Pedro Guerreiro: Contradições, rivalidade e concertação

Pelas suas implicações e consequências, o acompanhamento da atual situação do processo de integração capitalista europeu – a União Europeia – e das perspectivas que vão sendo delineadas para o seu futuro próximo exigem uma acrescida e necessária atenção.

Por Pedro Guerreiro*, no jornal Avante!

No atual momento, que se caracteriza pela continuação e mesmo acentuação da crise na União Europeia, emergem com renovado vigor as contradições, os conflitos de interesses e a desconfiança entre as suas principais potências, embora não colocando em causa o seu compromisso de classe.

Sucedem-se as declarações que evidenciam a existência de diferenças quanto aos objetivos imediatos a alcançar, ao real conteúdo e alcance, à ordenação e ritmos de concretização e até à participação ou não nas fases – já em concretização ou ainda em gestação – que visam o aprofundamento da integração capitalista, como acontece, por exemplo, com o denominado “tratado orçamental” (mecanismo de domínio económico e político) ou a dita “união bancária” (um mecanismo de “supervisão”, para quem, por quem e para quê?).

Trata-se de discordâncias que decorrem das diferentes dificuldades e interesses que se disputam entre os grandes grupos econômico-financeiros da Alemanha, da França e da Grã-Bretanha, mas que, ao mesmo tempo, não impedem o seu entendimento quando se trata de impor os seus concertados intuitos e agenda aos restantes países que integram a União Europeia, como acontece relativamente ao Quadro financeiro da UE após 2013.

Assim se poderá compreender melhor o debate em torno da criação do “núcleo duro”, que resultaria do pretendido aprofundamento da União Económica e Monetária e, consequente, reconfiguração da Zona Euro.

O grande capital alemão continua a procurar gerir a crise como uma oportunidade para reforçar o seu domínio económico e político na União Europeia, estabelecendo para tal as condições e termos da nova etapa da integração capitalista que se anuncia.

Nova etapa que, a ser concretizada, representaria o estabelecimento de mecanismos que garantiriam o completo controlo das economias dos países da sua “periferia”, a partir da criação de novos instrumentos ou da adaptação e reforço dos já existentes na União Europeia, como a reafirmada ambição de impor o poder de veto sobre os orçamentos nacionais por parte da futura “estrutura” da Zona Euro, feita à medida das pretensões de domínio do grande capital alemão.

A agenda e as autênticas condições leoninas (e sem contrapartidas) colocadas pelo grande capital alemão alimentam as desconfianças e ansiedades dos seus parceiros, nomeadamente do grande capital francês, que, no turbilhão, não quer perder o pé – recorde-se que a Espanha é um dos primeiros parceiros comerciais da França.

No entanto, uns e outros, cavalgam na criação das condições para a continuação do refinanciamento do capital financeiro – nomeadamente da Alemanha e da França – à custa da intensificação da exploração e da degradação das condições de vida dos trabalhadores, exigindo e impondo a aplicação das falsas “medidas de controlo do défice e do endividamento público” e das ditas “reformas estruturais”, através das quais saqueiam e acumulam colossais meios financeiros.

A União Europeia não tem remédio ou arranjo – não é reformável.
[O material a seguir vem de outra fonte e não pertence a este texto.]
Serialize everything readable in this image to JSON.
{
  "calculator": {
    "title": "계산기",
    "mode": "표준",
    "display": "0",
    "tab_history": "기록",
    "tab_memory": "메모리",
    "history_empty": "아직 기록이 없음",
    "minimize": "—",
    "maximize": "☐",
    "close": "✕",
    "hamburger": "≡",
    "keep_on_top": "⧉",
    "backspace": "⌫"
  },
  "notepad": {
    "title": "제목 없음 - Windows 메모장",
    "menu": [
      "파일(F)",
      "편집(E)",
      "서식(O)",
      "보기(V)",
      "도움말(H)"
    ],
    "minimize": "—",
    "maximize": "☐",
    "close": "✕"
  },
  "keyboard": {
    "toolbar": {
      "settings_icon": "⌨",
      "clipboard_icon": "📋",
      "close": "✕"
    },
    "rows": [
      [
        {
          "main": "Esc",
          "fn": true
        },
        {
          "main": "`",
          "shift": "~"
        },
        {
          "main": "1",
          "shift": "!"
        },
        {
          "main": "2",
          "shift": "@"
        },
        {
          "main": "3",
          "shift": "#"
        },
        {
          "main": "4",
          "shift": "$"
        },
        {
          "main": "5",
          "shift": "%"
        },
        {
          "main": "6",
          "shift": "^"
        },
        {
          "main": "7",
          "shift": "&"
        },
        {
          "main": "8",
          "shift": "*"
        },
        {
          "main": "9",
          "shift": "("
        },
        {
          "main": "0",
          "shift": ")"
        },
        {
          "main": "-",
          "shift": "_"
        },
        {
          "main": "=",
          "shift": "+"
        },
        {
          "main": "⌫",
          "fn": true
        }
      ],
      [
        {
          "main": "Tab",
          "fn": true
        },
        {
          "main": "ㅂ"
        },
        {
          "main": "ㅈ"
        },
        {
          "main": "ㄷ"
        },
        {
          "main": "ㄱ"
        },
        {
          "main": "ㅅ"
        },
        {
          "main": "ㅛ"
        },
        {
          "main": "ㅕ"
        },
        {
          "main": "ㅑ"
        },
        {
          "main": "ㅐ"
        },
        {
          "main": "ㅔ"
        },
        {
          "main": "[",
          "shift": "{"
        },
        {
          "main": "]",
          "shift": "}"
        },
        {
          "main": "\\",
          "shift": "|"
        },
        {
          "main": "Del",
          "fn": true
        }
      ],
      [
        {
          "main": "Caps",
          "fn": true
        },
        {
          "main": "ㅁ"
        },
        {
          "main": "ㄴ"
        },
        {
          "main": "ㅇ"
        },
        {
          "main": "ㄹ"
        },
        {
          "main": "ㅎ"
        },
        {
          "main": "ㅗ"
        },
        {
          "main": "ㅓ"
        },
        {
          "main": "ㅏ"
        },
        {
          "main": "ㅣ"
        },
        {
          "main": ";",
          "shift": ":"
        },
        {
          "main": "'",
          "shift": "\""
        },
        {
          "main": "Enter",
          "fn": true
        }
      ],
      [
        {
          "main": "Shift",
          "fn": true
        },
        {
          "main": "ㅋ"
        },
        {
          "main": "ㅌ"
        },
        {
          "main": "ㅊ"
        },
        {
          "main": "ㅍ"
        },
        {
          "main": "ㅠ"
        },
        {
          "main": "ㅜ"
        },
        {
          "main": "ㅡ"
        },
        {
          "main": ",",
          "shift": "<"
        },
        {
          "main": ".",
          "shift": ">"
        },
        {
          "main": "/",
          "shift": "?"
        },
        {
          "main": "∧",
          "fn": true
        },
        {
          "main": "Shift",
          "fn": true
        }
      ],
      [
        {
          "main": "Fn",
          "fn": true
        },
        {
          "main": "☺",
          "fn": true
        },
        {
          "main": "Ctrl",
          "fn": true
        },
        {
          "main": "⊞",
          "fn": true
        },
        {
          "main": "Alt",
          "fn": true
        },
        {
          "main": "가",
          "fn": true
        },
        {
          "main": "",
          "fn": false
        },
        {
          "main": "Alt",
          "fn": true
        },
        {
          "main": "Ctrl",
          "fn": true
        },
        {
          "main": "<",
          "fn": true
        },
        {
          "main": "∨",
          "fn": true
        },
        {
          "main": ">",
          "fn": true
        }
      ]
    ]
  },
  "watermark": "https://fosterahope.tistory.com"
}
Prenhe de contradições, cada novo passo na integração capitalista europeia representará acrescidos e reforçados ataques aos direitos dos trabalhadores e à soberania dos povos, pois, como a realidade aí está a demonstrar, é da sua natureza e propósito ser um instrumento de domínio das grandes potências e dos grandes grupos económicos e financeiras.

* Pedro Guerreiro é membro do Partido Comunista Português (PCP).